Faced with liquidity crunch, realtors' apex body CREDAI Thursday sought one-time restructuring of loans provided to the sector as well as a dedicated fund for the completion of stalled housing projects.
Faced with liquidity crunch, realtors’ apex body CREDAI Thursday sought one-time restructuring of loans provided to the sector as well as a dedicated fund for the completion of stalled housing projects. It also demanded reduction in the GST rate for under-construction homes at 8 per cent from the current 12 per cent, besides single-window clearance for projects. These demands were made by the association at it’s second edition of the New India Summit in Mysore, Karnataka.
Over 1000-member developers and experts from the real estate sector from across the country attended the event. The summit was inaugurated by Union Minister of Skill Development and Entrepreneurship Ananth Kumar Hegde. “In view of real estate being subject to both GST and stamp duties, there is a case that the rate of GST on real estate, which stands at 12 per cent, needs to be reduced to 8 per cent across all segments and not just for houses of up to 60 square metres,” CREDAI said in a statement.
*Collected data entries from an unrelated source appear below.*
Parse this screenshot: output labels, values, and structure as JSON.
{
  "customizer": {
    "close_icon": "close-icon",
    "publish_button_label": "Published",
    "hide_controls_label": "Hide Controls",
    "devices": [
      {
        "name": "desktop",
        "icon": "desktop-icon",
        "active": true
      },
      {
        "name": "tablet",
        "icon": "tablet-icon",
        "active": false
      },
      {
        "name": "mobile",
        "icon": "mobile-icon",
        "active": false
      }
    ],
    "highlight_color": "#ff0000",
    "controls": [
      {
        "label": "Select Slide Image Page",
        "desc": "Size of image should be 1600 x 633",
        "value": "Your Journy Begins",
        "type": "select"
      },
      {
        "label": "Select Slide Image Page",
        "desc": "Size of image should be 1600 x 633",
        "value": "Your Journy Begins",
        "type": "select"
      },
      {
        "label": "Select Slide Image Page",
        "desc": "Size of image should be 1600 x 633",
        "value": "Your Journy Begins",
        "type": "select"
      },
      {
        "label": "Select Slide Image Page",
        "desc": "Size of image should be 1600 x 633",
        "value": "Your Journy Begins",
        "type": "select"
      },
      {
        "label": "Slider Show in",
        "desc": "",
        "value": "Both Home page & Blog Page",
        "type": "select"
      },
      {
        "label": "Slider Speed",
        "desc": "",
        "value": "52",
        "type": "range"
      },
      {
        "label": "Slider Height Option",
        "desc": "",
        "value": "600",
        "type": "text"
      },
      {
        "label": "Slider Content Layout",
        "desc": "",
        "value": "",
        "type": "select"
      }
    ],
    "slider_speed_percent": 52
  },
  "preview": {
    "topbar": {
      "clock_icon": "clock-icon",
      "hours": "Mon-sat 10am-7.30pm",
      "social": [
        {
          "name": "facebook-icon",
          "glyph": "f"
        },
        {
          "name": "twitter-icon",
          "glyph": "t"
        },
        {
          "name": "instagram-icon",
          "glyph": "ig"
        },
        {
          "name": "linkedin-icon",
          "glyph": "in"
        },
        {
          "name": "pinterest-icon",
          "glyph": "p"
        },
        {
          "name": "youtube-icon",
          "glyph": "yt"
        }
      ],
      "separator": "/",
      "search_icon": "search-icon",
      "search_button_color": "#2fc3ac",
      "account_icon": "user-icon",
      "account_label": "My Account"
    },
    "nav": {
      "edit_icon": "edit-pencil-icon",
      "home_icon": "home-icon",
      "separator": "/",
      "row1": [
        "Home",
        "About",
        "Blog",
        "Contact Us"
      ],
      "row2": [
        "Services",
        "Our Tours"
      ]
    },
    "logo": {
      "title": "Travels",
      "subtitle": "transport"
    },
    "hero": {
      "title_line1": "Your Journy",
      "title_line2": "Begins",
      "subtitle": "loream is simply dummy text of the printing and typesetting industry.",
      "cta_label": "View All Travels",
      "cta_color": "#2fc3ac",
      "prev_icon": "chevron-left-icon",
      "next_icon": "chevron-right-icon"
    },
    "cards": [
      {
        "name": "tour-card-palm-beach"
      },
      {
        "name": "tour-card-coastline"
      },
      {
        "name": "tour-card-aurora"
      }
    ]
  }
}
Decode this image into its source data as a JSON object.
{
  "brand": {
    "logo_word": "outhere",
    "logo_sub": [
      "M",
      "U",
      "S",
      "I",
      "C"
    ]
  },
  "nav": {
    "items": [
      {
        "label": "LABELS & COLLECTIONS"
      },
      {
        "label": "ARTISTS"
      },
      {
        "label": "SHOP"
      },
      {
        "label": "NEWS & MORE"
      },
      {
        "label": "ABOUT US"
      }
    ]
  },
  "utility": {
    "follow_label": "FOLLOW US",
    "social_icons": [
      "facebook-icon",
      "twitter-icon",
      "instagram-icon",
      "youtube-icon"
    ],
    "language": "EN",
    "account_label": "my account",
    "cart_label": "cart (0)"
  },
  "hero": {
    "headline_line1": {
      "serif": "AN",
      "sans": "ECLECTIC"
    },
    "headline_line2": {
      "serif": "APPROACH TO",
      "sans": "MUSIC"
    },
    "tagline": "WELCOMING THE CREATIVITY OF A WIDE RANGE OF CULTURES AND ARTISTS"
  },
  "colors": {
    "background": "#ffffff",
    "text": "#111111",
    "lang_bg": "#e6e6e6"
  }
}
The current land abatement rate of 33 per cent is also not adequate in case of metros where land costs up to 70 per cent of the total cost of the unit, it added. CREDAI pointed out that lack of implementation of single window clearance in Indian realty space is a major reason for delay in projects. The fast track approval will resolve critical operational issues in the industry and could also reduce real estate prices substantially.
On liquidity crunch, Credai said: “Demonetisation, Real Estate Regulation Act and GST have cast the heavy burden of multiple transitions on the real estate sector. The NBFC crisis has resulted in a liquidity crunch for the Indian real estate sector with even loans that have been sanctioned facing difficulties in disbursement.”
It recommended a one-time restructuring of all real estate loans to enable the sector to emerge successfully from the multiple transitions. “Last mile funding for stalled projects through setting up of ‘Stressed Assets Reconstruction Fund’ for real estate has become a necessity to ensure delivery of housing units to consumers,” CREDAI said. On the growth potential of emerging cities, CREDAI President Jaxay Shah said the future of the Indian economy lies in these emerging regions, with Mysore being a testament to this belief owing to its rapid economic growth in the past few years.
CREDAI Chairman Getamber Anand said there is no doubt about the need for new urban centres to take the mantle for India’s economic growth from the metro cities and put themselves on the map. President elect, Satish Magar said this year’s summit in Mysore has built on the tremendous success of the inaugural event in Nagpur. Established in 1999, The Confederation of Real Estate Developers’ Association of India is the apex body for private real estate developers in India, representing over 12,000 developers through 23 states and 204 city chapters across the country.